Hardliners have grown worried that the experiment with capitalism could threaten the government’s tight grip on power, and the Cuban military, which used to control most foreign currency coming into the island, is viewing these companies as competition, sources in Cuba said.

Earlier this year, the government started auditing private businesses, even arresting some business owners, amid accusations of corruption, tax evasion and price speculation. Earlier this month, it imposed caps on some food and goods sold in private stores and limited the amount state companies can pay to private businesses providing supplies or services.

But Marrero’s address made clear the extent to which the government is going after these businesses in what he says is not a “crusade” against the private sector but an effort to clamp down on tax evasion.

He said government inspectors fined more than 1,000 enterprises and 63,000 self-employed workers for tax evasion and shut down 20 businesses.
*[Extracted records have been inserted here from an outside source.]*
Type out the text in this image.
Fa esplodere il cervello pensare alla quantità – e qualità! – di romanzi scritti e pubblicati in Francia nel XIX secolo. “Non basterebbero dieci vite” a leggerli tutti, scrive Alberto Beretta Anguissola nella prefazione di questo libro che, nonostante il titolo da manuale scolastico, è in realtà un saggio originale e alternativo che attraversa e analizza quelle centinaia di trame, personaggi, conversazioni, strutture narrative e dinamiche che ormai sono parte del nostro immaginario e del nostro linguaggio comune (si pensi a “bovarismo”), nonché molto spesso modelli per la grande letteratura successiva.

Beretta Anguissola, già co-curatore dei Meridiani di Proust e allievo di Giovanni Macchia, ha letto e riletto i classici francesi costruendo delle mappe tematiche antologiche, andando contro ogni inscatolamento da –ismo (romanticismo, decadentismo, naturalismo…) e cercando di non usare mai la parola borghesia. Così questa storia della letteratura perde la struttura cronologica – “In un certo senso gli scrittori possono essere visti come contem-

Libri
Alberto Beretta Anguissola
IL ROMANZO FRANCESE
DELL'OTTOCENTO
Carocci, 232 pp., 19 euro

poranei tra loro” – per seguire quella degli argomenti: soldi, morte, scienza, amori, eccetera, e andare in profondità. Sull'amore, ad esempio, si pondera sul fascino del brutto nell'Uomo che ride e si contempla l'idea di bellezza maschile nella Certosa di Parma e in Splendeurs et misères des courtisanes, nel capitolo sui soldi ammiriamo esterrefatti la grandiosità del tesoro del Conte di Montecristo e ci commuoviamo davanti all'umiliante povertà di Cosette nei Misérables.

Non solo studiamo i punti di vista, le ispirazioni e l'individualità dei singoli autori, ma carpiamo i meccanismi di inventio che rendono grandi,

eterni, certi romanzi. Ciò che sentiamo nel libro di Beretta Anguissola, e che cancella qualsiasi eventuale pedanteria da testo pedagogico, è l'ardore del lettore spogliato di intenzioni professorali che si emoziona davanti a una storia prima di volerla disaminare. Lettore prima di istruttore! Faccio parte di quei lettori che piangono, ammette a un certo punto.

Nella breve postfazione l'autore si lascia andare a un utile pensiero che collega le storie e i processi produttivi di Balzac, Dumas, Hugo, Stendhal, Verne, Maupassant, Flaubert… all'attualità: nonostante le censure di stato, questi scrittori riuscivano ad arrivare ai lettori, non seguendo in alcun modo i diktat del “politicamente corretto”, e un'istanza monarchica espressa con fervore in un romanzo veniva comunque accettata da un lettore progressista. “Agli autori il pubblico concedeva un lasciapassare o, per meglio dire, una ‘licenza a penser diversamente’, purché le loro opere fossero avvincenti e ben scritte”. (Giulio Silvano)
Following the imposition of price caps, he said, the government mobilized around 7,000 inspectors to ensure compliance by private business owners. In just two days, he added, they imposed over 4,300 fines worth over 13 million Cuban pesos.

Ultimately, he said, the government wanted to make sure that it was property implementing guidelines approved by the Communist Party, so the private sector plays its “assigned role” as a complement to state enterprises, which sometimes, he said, has not been the case.

“This is why we have to strengthen the socialist state economy,” Marrero said.